Perreault told the commission that employees at Genivar created 17 fake invoices for subcontracting work during the four years they participated in the collusion scheme to free up cash for political donations.
Perreault and his colleagues approved invoices for work that was never done and paid the companies with Genivar cheques.
Those companies then cashed the cheques and gave the majority back to Genivar, keeping a 10 to 15 per cent cut for themselves.
Perreault said he then took the cash directly to Bernard Trépanier, the former chief fundraiser for Union Montréal.
He said he never kept a portion of that cash for himself and doesn't believe any of his colleagues did either.
The amount given to Trépanier was around the equivalent of three per cent of the value of the contract and was understood to be a donation to the party, Perreault said.
He said that was the price of entry to participate in a contract-rigging scheme that ensured the company got a piece of the lucrative public contracts awarded by the City of Montreal.

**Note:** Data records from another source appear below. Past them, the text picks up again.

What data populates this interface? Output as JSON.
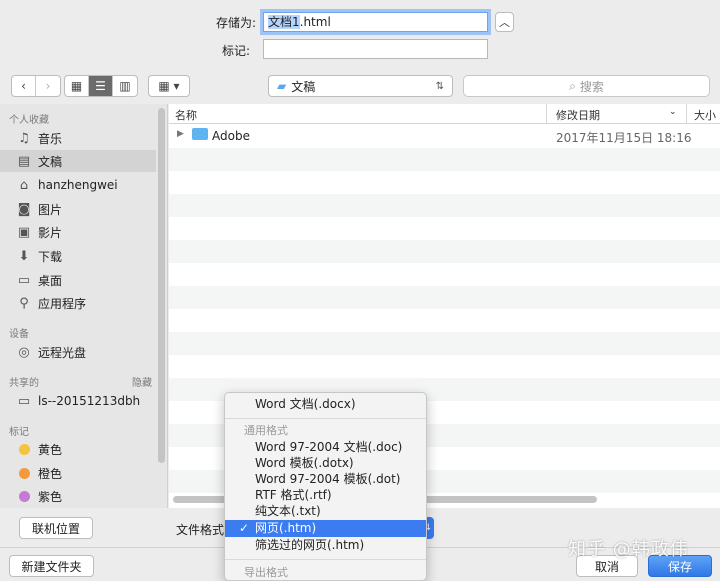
{
  "save_form": {
    "save_as_label": "存储为:",
    "filename_selected": "文档1",
    "filename_rest": ".html",
    "tags_label": "标记:",
    "tags_value": ""
  },
  "toolbar": {
    "location": "文稿",
    "search_placeholder": "搜索"
  },
  "sidebar": {
    "favorites_header": "个人收藏",
    "favorites": [
      {
        "label": "音乐",
        "icon": "music-icon"
      },
      {
        "label": "文稿",
        "icon": "document-icon"
      },
      {
        "label": "hanzhengwei",
        "icon": "home-icon"
      },
      {
        "label": "图片",
        "icon": "camera-icon"
      },
      {
        "label": "影片",
        "icon": "film-icon"
      },
      {
        "label": "下载",
        "icon": "download-icon"
      },
      {
        "label": "桌面",
        "icon": "desktop-icon"
      },
      {
        "label": "应用程序",
        "icon": "applications-icon"
      }
    ],
    "devices_header": "设备",
    "devices": [
      {
        "label": "远程光盘",
        "icon": "disc-icon"
      }
    ],
    "shared_header": "共享的",
    "shared_hide": "隐藏",
    "shared": [
      {
        "label": "ls--20151213dbh",
        "icon": "monitor-icon"
      }
    ],
    "tags_header": "标记",
    "tags": [
      {
        "label": "黄色",
        "color": "#f5c342"
      },
      {
        "label": "橙色",
        "color": "#f39a3d"
      },
      {
        "label": "紫色",
        "color": "#c57ad6"
      }
    ]
  },
  "file_list": {
    "columns": {
      "name": "名称",
      "modified": "修改日期",
      "size": "大小"
    },
    "rows": [
      {
        "name": "Adobe",
        "modified": "2017年11月15日 18:16"
      }
    ]
  },
  "bottom": {
    "online_button": "联机位置",
    "format_label": "文件格式",
    "new_folder_button": "新建文件夹",
    "cancel_button": "取消",
    "save_button": "保存"
  },
  "format_menu": {
    "top_item": "Word 文档(.docx)",
    "common_header": "通用格式",
    "common_items": [
      "Word 97-2004 文档(.doc)",
      "Word 模板(.dotx)",
      "Word 97-2004 模板(.dot)",
      "RTF 格式(.rtf)",
      "纯文本(.txt)",
      "网页(.htm)",
      "筛选过的网页(.htm)"
    ],
    "selected_index": 5,
    "export_header": "导出格式"
  },
  "watermark": "知乎 @韩政伟"
}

Yesterday, Perreault described the collusion system for the commission, saying that he was approached by fellow engineer Michel Lalonde and told the so-called rules for participating.

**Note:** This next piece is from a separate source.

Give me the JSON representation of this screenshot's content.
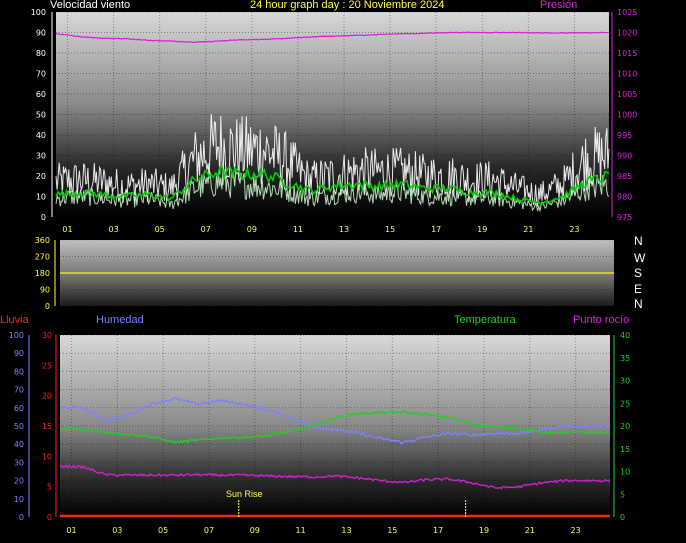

Those rules included donating $200,000 to Union Montréal for the 2005 election campaign, paying three per cent of the value of the contracts back to the party, agreeing to work with other companies as part of a consortium to win bids and submitting false bids to ensure no red flags were raised in the tendering process.
Perreault said the false-invoicing practice was discovered at Genivar through an internal investigation. He said that he would look at projects that had room for extra expenses and attach the false invoice to that project.
He said the employees in charge of those projects were expected to sign off on the false bills.
He said he used a number of different companies to create the false invoices, all listed in the provincial business registry. They weren't real companies in the sense that they had no equipment and existed for the purpose of producing these kind of invoices, Perreault said.
It wasn’t an uncommon practice, he said, and he found out about the invoice-writing companies through associates in the construction industry.
“Wouldn’t it be safer to just deal with one business?” France Charbonneau, the commission chair, asked Perreault.
He responded that they felt more comfortable spreading the invoices out through several companies.
“We weren’t experts in that kind of fraud, so that’s what we did,” he said.